Abrí un ojo, miré el reloj y vi que eran casi las 00.30. Tenía que estar completamente operativa como jefa de una redacción de informativos de televisión en menos de ocho horas y levantarme al cabo de seis y media. Joder. Aquello no iba bien. «Duérmete», me dije. «Duér-me-te». Pero mi mente se revolvía diciéndome que no.

A las 00.45 me rendí. Me levanté de la cama, para fastidio de Fred, que elevó la cabeza y soltó un maullido, abrí la cre­mallera de la maleta, busqué a oscuras hasta que encontré el bote de zolpidem, le quité la tapa y me tragué una pastilla entera, haciéndola bajar con el agua de un vaso que tenía en la mesita. Mi médico me había advertido que no debía conducir hasta ocho horas después de haber tomado zolpidem y tendría que estar en la carretera en poco más de siete, pero necesitaba dormir. Lo siento, doctorcito.

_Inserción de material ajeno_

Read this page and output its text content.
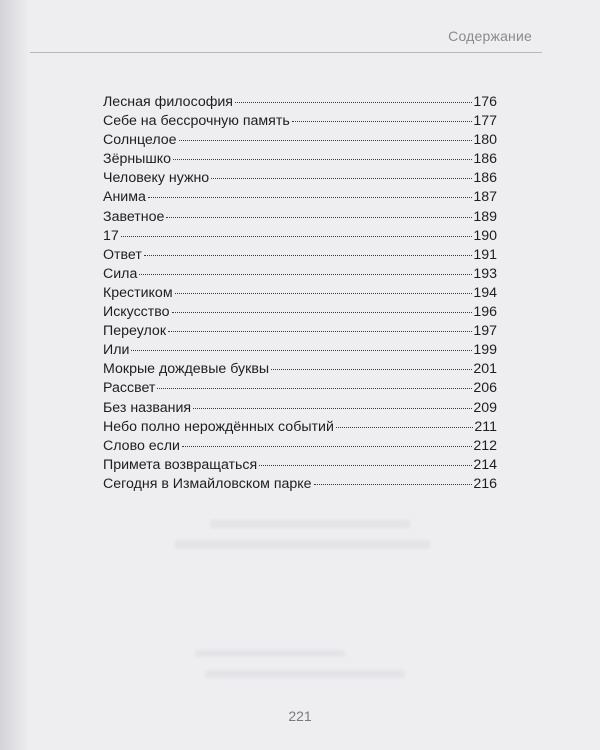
Содержание
Лесная философия	176
Себе на бессрочную память	177
Солнцелое	180
Зёрнышко	186
Человеку нужно	186
Анима	187
Заветное	189
17	190
Ответ	191
Сила	193
Крестиком	194
Искусство	196
Переулок	197
Или	199
Мокрые дождевые буквы	201
Рассвет	206
Без названия	209
Небо полно нерождённых событий	211
Слово если	212
Примета возвращаться	214
Сегодня в Измайловском парке	216
221
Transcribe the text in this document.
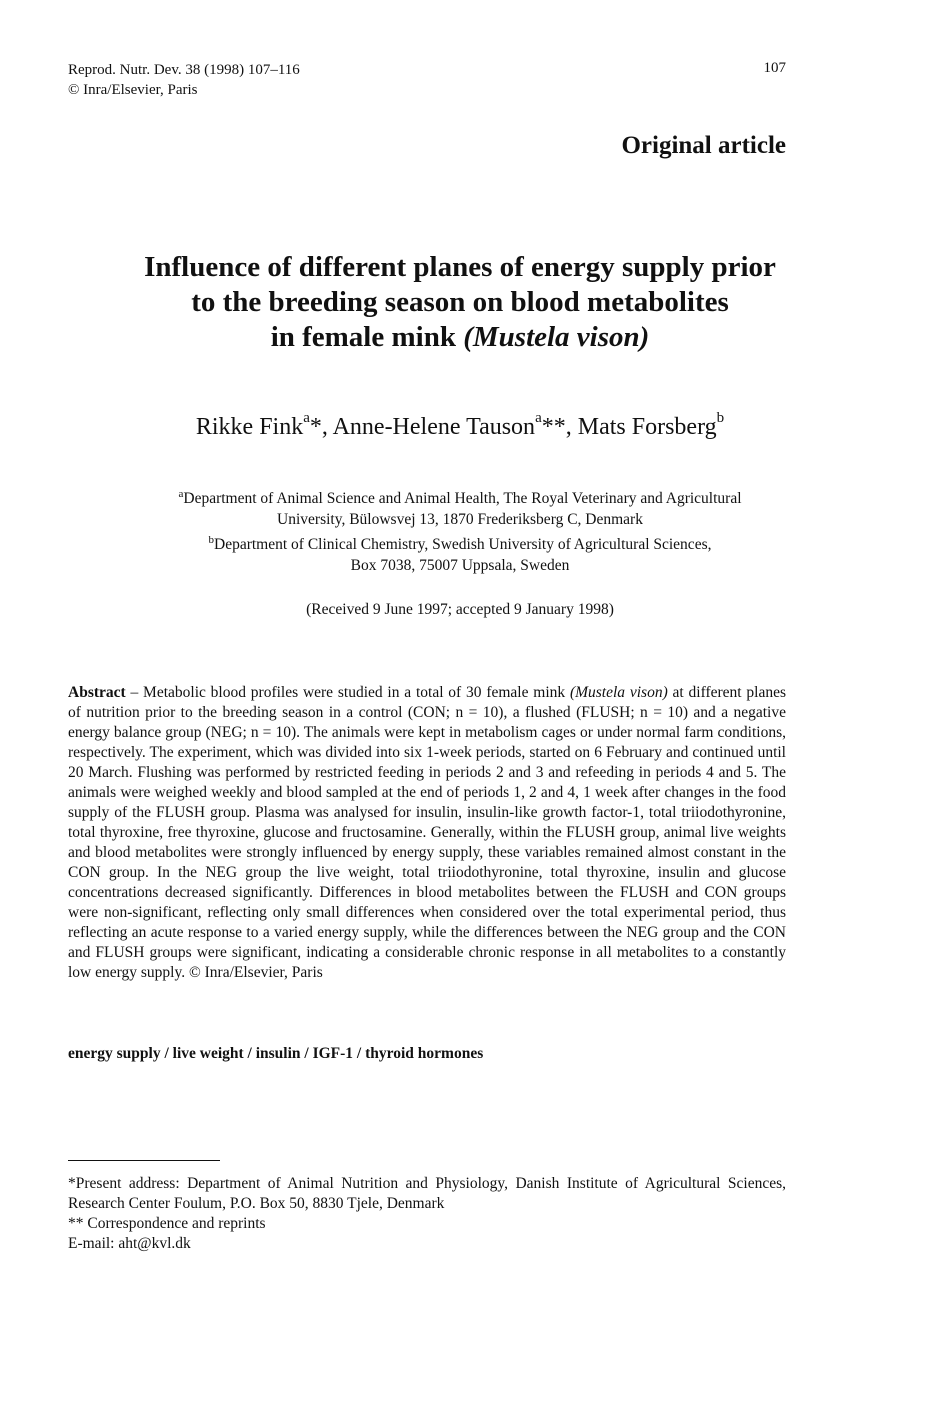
Reprod. Nutr. Dev. 38 (1998) 107–116
© Inra/Elsevier, Paris
107
Original article
Influence of different planes of energy supply prior
to the breeding season on blood metabolites
in female mink (Mustela vison)
Rikke Fink$^a$*, Anne-Helene Tauson$^a$**, Mats Forsberg$^b$
$^a$Department of Animal Science and Animal Health, The Royal Veterinary and Agricultural
University, Bülowsvej 13, 1870 Frederiksberg C, Denmark
$^b$Department of Clinical Chemistry, Swedish University of Agricultural Sciences,
Box 7038, 75007 Uppsala, Sweden
(Received 9 June 1997; accepted 9 January 1998)
Abstract – Metabolic blood profiles were studied in a total of 30 female mink (Mustela vison) at different planes of nutrition prior to the breeding season in a control (CON; n = 10), a flushed (FLUSH; n = 10) and a negative energy balance group (NEG; n = 10). The animals were kept in metabolism cages or under normal farm conditions, respectively. The experiment, which was divided into six 1-week periods, started on 6 February and continued until 20 March. Flushing was performed by restricted feeding in periods 2 and 3 and refeeding in periods 4 and 5. The animals were weighed weekly and blood sampled at the end of periods 1, 2 and 4, 1 week after changes in the food supply of the FLUSH group. Plasma was analysed for insulin, insulin-like growth factor-1, total triiodothyronine, total thyroxine, free thyroxine, glucose and fructosamine. Generally, within the FLUSH group, animal live weights and blood metabolites were strongly influenced by energy supply, these variables remained almost constant in the CON group. In the NEG group the live weight, total triiodothyronine, total thyroxine, insulin and glucose concentrations decreased significantly. Differences in blood metabolites between the FLUSH and CON groups were non-significant, reflecting only small differences when considered over the total experimental period, thus reflecting an acute response to a varied energy supply, while the differences between the NEG group and the CON and FLUSH groups were significant, indicating a considerable chronic response in all metabolites to a constantly low energy supply. © Inra/Elsevier, Paris
energy supply / live weight / insulin / IGF-1 / thyroid hormones
*Present address: Department of Animal Nutrition and Physiology, Danish Institute of Agricultural Sciences, Research Center Foulum, P.O. Box 50, 8830 Tjele, Denmark
** Correspondence and reprints
E-mail: aht@kvl.dk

Detestaba las noches así, y eran demasiado frecuentes, con el runrún de toda una variedad de preocupaciones en la mente: problemas personales; espectadores que enviaban mensajes de odio; espectadores que escribían, declarándose a alguno de nuestros presentadores o reporteros, y que rozaban el acoso; índices de audiencia en declive; meteduras de pata de nuestro personal en redes sociales… La lista era interminable.

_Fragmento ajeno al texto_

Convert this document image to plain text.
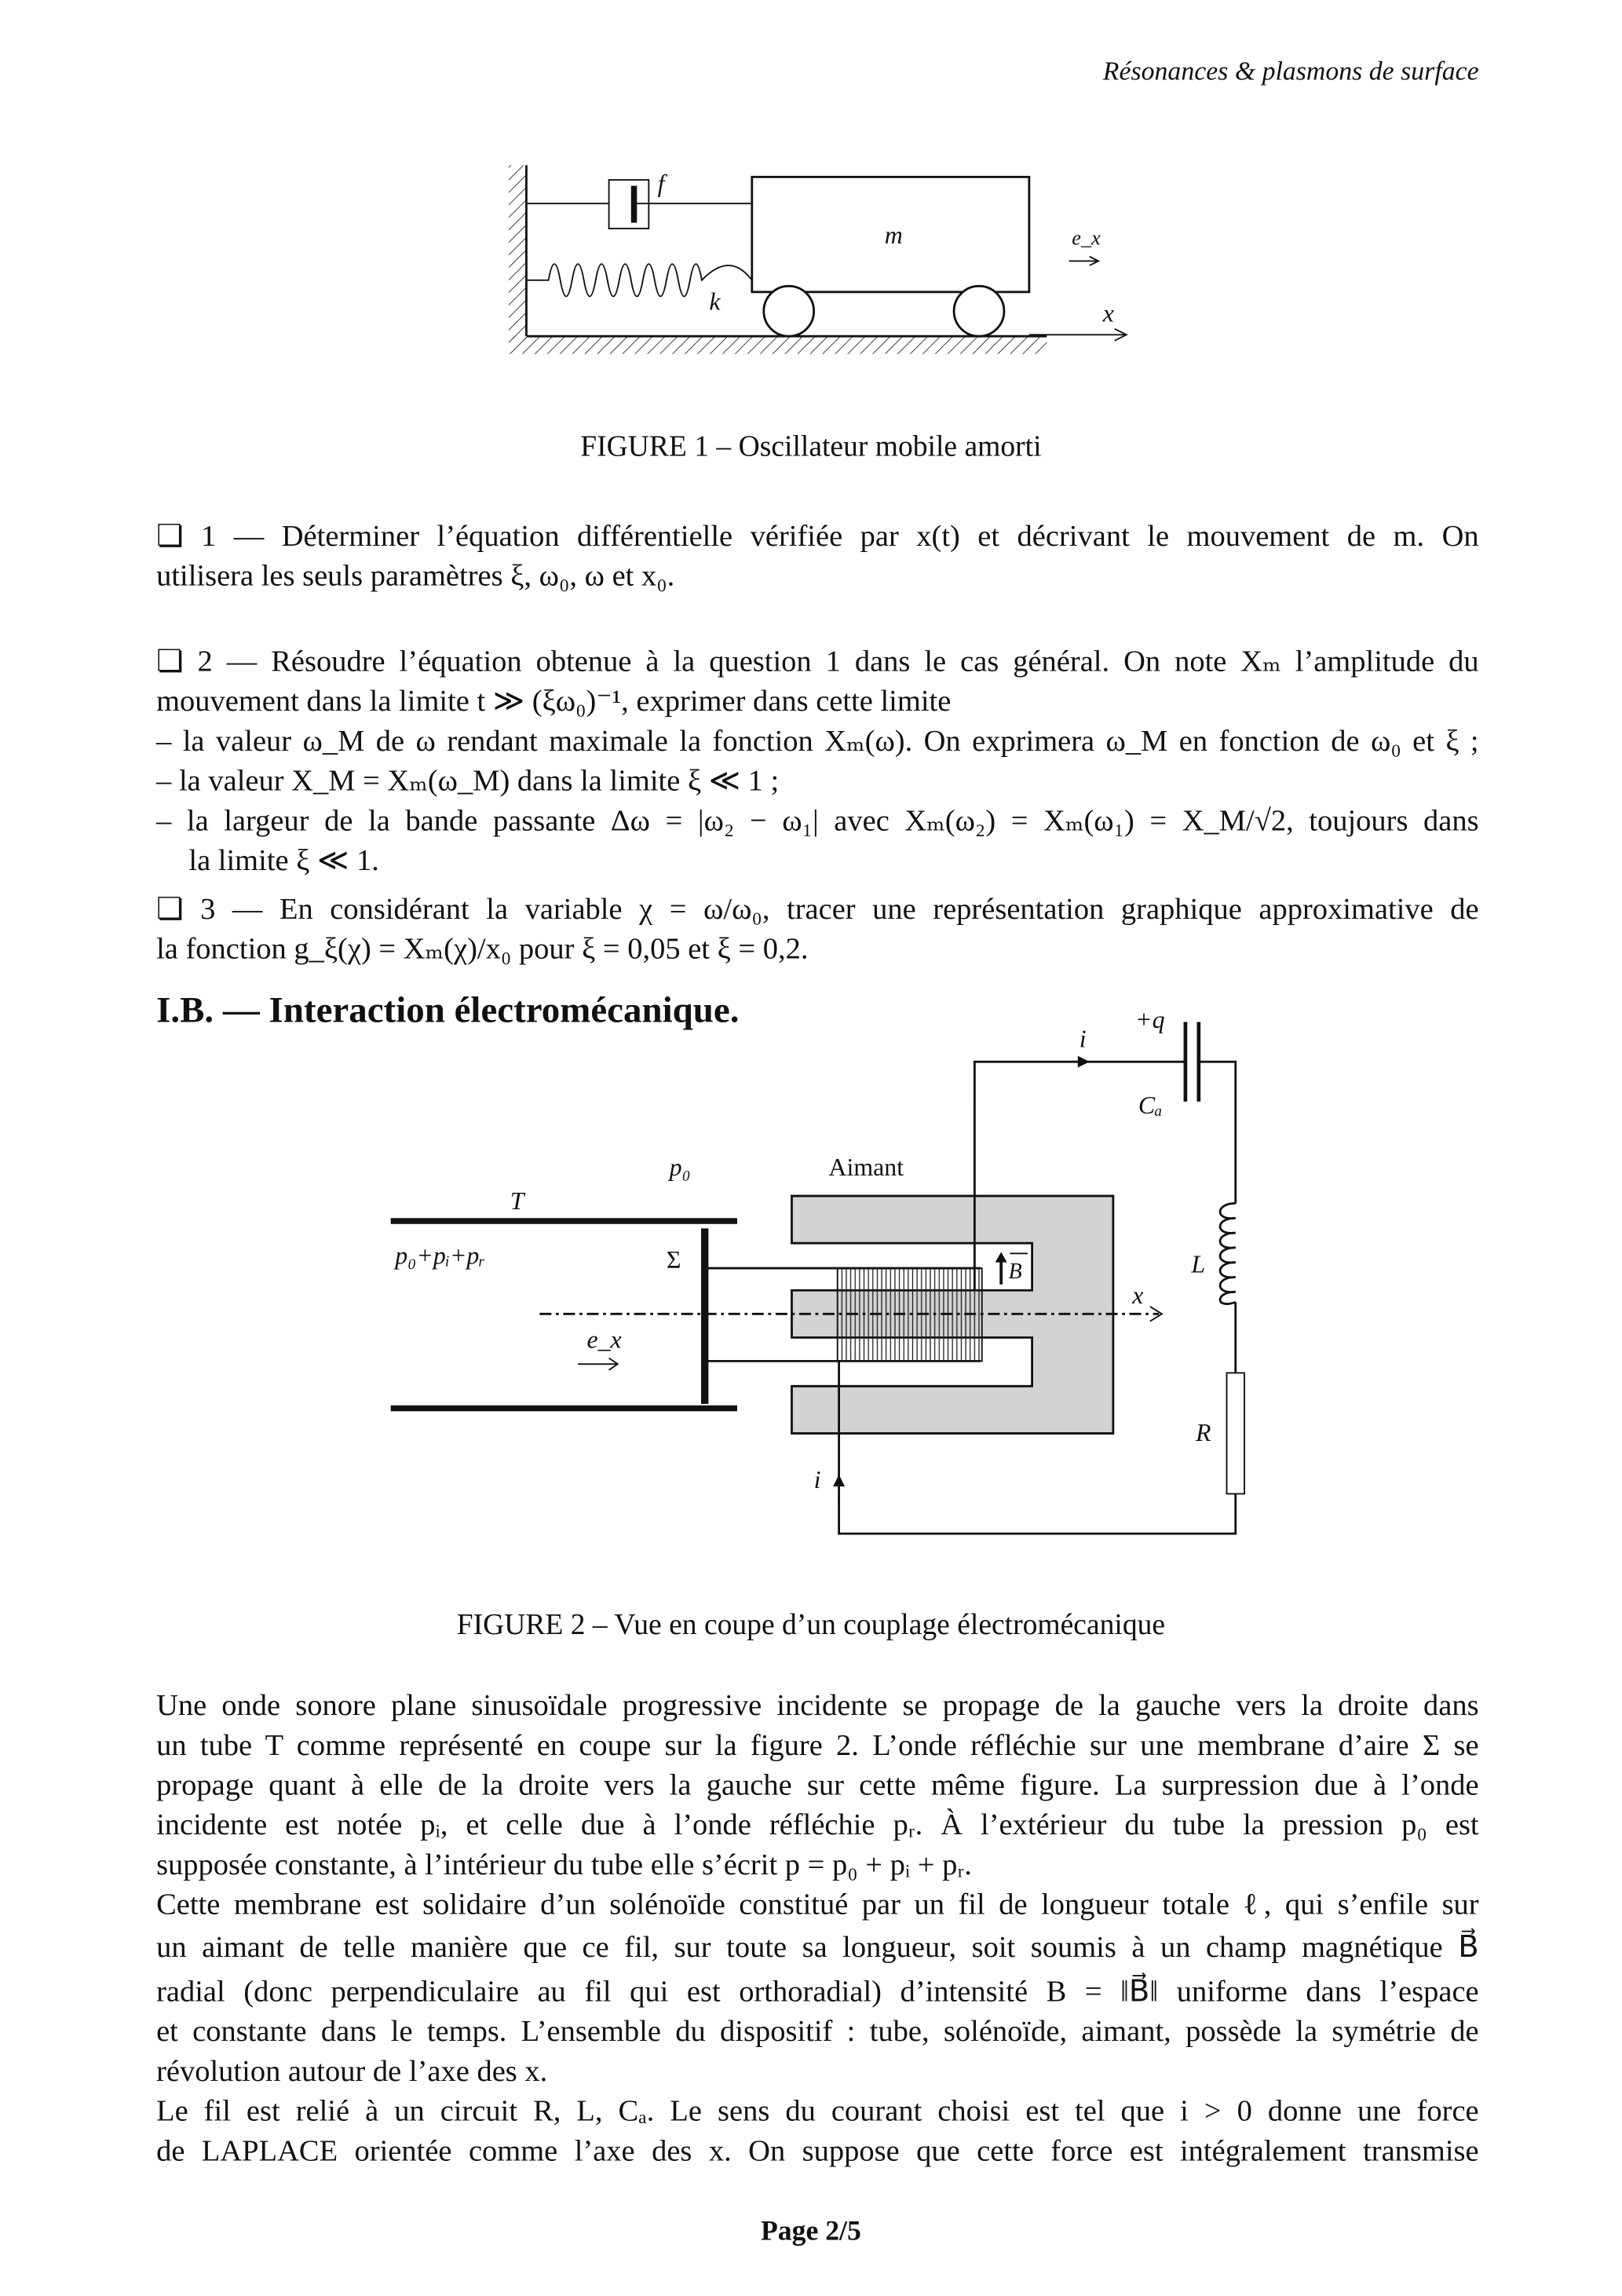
Résonances & plasmons de surface
f
m
k
e_x
x
FIGURE 1 – Oscillateur mobile amorti
❏ 1 — Déterminer l’équation différentielle vérifiée par x(t) et décrivant le mouvement de m. On
utilisera les seuls paramètres ξ, ω₀, ω et x₀.
❏ 2 — Résoudre l’équation obtenue à la question 1 dans le cas général. On note Xₘ l’amplitude du
mouvement dans la limite t ≫ (ξω₀)⁻¹, exprimer dans cette limite
– la valeur ω_M de ω rendant maximale la fonction Xₘ(ω). On exprimera ω_M en fonction de ω₀ et ξ ;
– la valeur X_M = Xₘ(ω_M) dans la limite ξ ≪ 1 ;
– la largeur de la bande passante Δω = |ω₂ − ω₁| avec Xₘ(ω₂) = Xₘ(ω₁) = X_M/√2, toujours dans
la limite ξ ≪ 1.
❏ 3 — En considérant la variable χ = ω/ω₀, tracer une représentation graphique approximative de
la fonction g_ξ(χ) = Xₘ(χ)/x₀ pour ξ = 0,05 et ξ = 0,2.
I.B. — Interaction électromécanique.
i
+q
Cₐ
p₀	Aimant
T
p₀+pᵢ+pᵣ	Σ	B	L
x
R
i
e_x
FIGURE 2 – Vue en coupe d’un couplage électromécanique
Une onde sonore plane sinusoïdale progressive incidente se propage de la gauche vers la droite dans
un tube T comme représenté en coupe sur la figure 2. L’onde réfléchie sur une membrane d’aire Σ se
propage quant à elle de la droite vers la gauche sur cette même figure. La surpression due à l’onde
incidente est notée pᵢ, et celle due à l’onde réfléchie pᵣ. À l’extérieur du tube la pression p₀ est
supposée constante, à l’intérieur du tube elle s’écrit p = p₀ + pᵢ + pᵣ.
Cette membrane est solidaire d’un solénoïde constitué par un fil de longueur totale ℓ, qui s’enfile sur
un aimant de telle manière que ce fil, sur toute sa longueur, soit soumis à un champ magnétique B⃗
radial (donc perpendiculaire au fil qui est orthoradial) d’intensité B = ‖B⃗‖ uniforme dans l’espace
et constante dans le temps. L’ensemble du dispositif : tube, solénoïde, aimant, possède la symétrie de
révolution autour de l’axe des x.
Le fil est relié à un circuit R, L, Cₐ. Le sens du courant choisi est tel que i > 0 donne une force
de LAPLACE orientée comme l’axe des x. On suppose que cette force est intégralement transmise
Page 2/5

Después de meterme de nuevo bajo el edredón de flores y buscar a tientas el teléfono, tecleé «ASMR» en la barra de búsqueda. Una amiga del grupo con el que hacía una escapada de fin de semana al año me había hablado de ello hacía tiempo y, cuando necesitaba dormir de verdad, acudía a este recurso. Había miles de vídeos entre los que elegir, la mayoría de mujeres, pero también de hombres. Hacían cosas como juegos de rol en los que ibas al médico o a hacerte un tratamiento facial. El sonido relajante de su conversación en voz baja podía proporcionarte una respuesta sensorial meridiana (en inglés, ASMR) o, dicho de otro modo, un hormigueo en la cabeza. Era mi arma secreta para relajarme. Busqué uno antiguo pero muy bueno: una mujer que fingía estar atendiéndote en un estudio de tatuajes. Entre eso y el zolpidem me estaba quedando dormida, por fin, después de la 1.15 de la madrugada. Mientras iba amodorrándome, no dejaba de pensar que quizá un cambio de escenario ese fin de semana podía ser justo lo que necesitaba. A lo mejor sí me divertía. O tenía una aventura. A lo mejor mi vida nunca volvería a ser igual.